Doing this is very neat because all you need is the .meta file, the weights file, and the eval() function.
def train_loop():
...
saver = tf.train.Saver()
tf.add_to_collection('data', data) # This adds the entry point for the graph.
with tf.Session() as sess:
...
def eval():
with tf.Session() as sess:
# Note that when saver is called, it is unnecessary to call tf.initialize_all_variables as it will wipe all values to 0.
saver = tf.train.import_meta_graph('train_dir/my-model-10000.meta')

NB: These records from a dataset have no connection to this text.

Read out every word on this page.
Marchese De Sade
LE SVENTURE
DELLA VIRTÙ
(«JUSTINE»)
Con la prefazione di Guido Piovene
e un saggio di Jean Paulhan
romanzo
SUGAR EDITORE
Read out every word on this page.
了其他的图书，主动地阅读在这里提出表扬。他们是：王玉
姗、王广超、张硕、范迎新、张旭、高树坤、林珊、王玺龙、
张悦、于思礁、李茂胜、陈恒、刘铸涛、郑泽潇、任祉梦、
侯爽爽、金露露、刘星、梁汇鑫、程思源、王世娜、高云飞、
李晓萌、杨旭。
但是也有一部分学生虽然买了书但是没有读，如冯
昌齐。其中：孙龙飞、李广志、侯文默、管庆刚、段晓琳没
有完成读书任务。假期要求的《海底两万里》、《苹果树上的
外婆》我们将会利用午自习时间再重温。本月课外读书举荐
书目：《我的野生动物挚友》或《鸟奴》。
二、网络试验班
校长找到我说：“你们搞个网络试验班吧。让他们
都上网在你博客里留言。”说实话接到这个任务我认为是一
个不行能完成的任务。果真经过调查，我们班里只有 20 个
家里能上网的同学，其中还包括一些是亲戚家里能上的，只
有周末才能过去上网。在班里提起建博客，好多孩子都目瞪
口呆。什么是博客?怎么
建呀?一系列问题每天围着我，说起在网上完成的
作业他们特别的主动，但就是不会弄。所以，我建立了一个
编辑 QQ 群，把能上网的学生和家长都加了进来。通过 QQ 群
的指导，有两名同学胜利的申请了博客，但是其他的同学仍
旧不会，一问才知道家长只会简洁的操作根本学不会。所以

saver.restore(sess, 'train_dir/my-model-10000')
data = tf.get_collection('data')[0]
result = tf.get_collection('result')[0]
# This step prints all the variables that are saved in the graph.
for var in tf.all_variables():
print var.name, sess.run(var)
print ""
print "Result: ", sess.run(result, feed_dict={data: np.array([[100, 100]])}) # Notice that the answer is very close to adding the numbers!
if __name__ == '__main__':
train_loop()
eval()
Loading a Model (To Continue Training)
Similar to the concept of restoring the graph for inference, but the only difference is that we don’t have to call tf.train.import_meta_graph as the graph has already been defined above in train_loop. All we need to do is to restore the weights, and everything works as per normal!
def train_loop(continue_training):
...
saver = tf.train.Saver()
tf.add_to_collection('data', data)
with tf.Session() as sess:
if continue_training:
print "Resuming training from previous restore point"
saver.restore(sess, 'train_dir/my-model-10000')
else:
print "Starting training from scratch"
sess.run(tf.initialize_all_variables())
for i in range(10001):
...
...
...
if __name__ == '__main__':
train_loop(True)
eval()
That’s the end of this tutorial. You can now define a neural network, train it, load it for inference, and load it to continue training, which is basically what you want to do in deep learning. There’s more of course, but we will leave that to other tutorials.